Van’da 6 yıldır Olağanüstü Hal (OHAL) uygulamaları olduğuna dikkati çeken Fincancı, “Bizim demokratik haklarımızı kullanmamız önünde engeller oluşturuluyor. Peki, kim kaybediyor. Kaybeden toplumdur. Toplum bunun farkındadır. Ne yazık ki bütün suçlulaştırma ve düşmanlaştırma girişimlerine rağmen toplumun bizim yanımızda olması daha da öfkelendiriyor yönetenleri. Çünkü, sağlıkla iktidara geldikleri süreçte ne yazık ki bizleri sağlıksızlığa mahkum ettiklerini bu salgın süreci hepimize gösterdi. Bu görünürlüğü, meslek odalarımız ve örgütlerimiz Türkiye’nin her yerinde toplumla paylaştı. Sağlığı toplumsallaştırmanın yolunu bulmak için tüm çabalarıyla ve mücadeleleriyle de bunu başardı. O yüzden her görevimizde bizi destekleyen topluma, teşekkürle bu eylemleri sürdürdük ve sürdürmeye devam edeceğiz” diye konuştu.

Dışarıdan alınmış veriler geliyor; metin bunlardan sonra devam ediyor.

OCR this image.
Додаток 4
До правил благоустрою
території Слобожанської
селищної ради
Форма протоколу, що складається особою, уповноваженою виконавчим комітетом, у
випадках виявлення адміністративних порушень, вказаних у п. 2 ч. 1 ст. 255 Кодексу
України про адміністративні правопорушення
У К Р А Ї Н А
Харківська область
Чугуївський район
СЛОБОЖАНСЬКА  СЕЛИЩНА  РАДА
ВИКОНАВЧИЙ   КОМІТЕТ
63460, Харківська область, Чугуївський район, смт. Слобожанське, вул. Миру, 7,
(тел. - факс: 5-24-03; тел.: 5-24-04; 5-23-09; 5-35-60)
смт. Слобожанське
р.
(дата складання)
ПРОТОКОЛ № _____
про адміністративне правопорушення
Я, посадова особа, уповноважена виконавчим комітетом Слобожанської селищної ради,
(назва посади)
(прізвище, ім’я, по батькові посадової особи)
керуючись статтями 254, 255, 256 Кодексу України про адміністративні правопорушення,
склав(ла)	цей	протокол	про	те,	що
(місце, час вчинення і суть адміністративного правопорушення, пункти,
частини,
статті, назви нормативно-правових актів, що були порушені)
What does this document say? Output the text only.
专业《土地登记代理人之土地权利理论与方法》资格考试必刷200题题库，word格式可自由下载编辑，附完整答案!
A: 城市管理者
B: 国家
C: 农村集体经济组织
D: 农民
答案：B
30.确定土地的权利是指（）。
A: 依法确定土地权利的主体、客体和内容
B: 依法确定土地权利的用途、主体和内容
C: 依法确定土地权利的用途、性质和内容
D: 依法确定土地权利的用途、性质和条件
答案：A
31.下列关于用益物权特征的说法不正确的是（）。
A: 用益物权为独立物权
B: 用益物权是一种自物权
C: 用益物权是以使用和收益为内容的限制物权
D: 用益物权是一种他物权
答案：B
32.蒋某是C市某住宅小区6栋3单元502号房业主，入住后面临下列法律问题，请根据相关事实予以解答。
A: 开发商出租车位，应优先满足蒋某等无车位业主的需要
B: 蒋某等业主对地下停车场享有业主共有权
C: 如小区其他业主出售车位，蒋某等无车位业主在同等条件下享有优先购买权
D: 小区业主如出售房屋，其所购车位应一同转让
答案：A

‘REDEDEREK BİR YERE VARAMAYIZ’

AKP’li Cumhurbaşkanı Recep Tayyip Erdoğan’ın “Haklarınızı veriyoruz, giderlerse gitsinler” sözlerini hatırlatan Fincancı, “Haklarımız için bir takım yasa teklifleri sundular; ama bizim önerilerimiz sunulduğunda Meclis’te kırmızıyla o metnin üzerine reddedildi diye yazıldı. Reddederek bir yere varamayız. Demokrasiyi yok sayarak bu ülkede insanca yaşamayı mümkün kılamayız. O yüzden demokrasiyi, barışı, insanca yaşayabilmek için birlikte yan yana mücadele etmeyi öncelemek zorundayız. Biz hekimler, halk sağlığının korumanın yolu, bizim sadece bedenimizi ve ruhumuzu korumaktan geçmediğini biliyoruz. İki gün önce Britanya Tıp Dergisi’nde bir makale yayınlandı. Makalede ‘hekimlerimizin moralini bozarsanız, toplumu sağlıksız bırakırsınız’ denildi. Sadece biz demiyoruz, dünyanın  her yerinde hekimler ve sağlık emekçileri bir arada aslında bu sağlıksızlığı dayatan sisteme karşı mücadele ediyor. Eninde sonunda biz kazanacağız. Çünkü, biz mücadeleden vazgeçmeyenleriz” diye konuştu.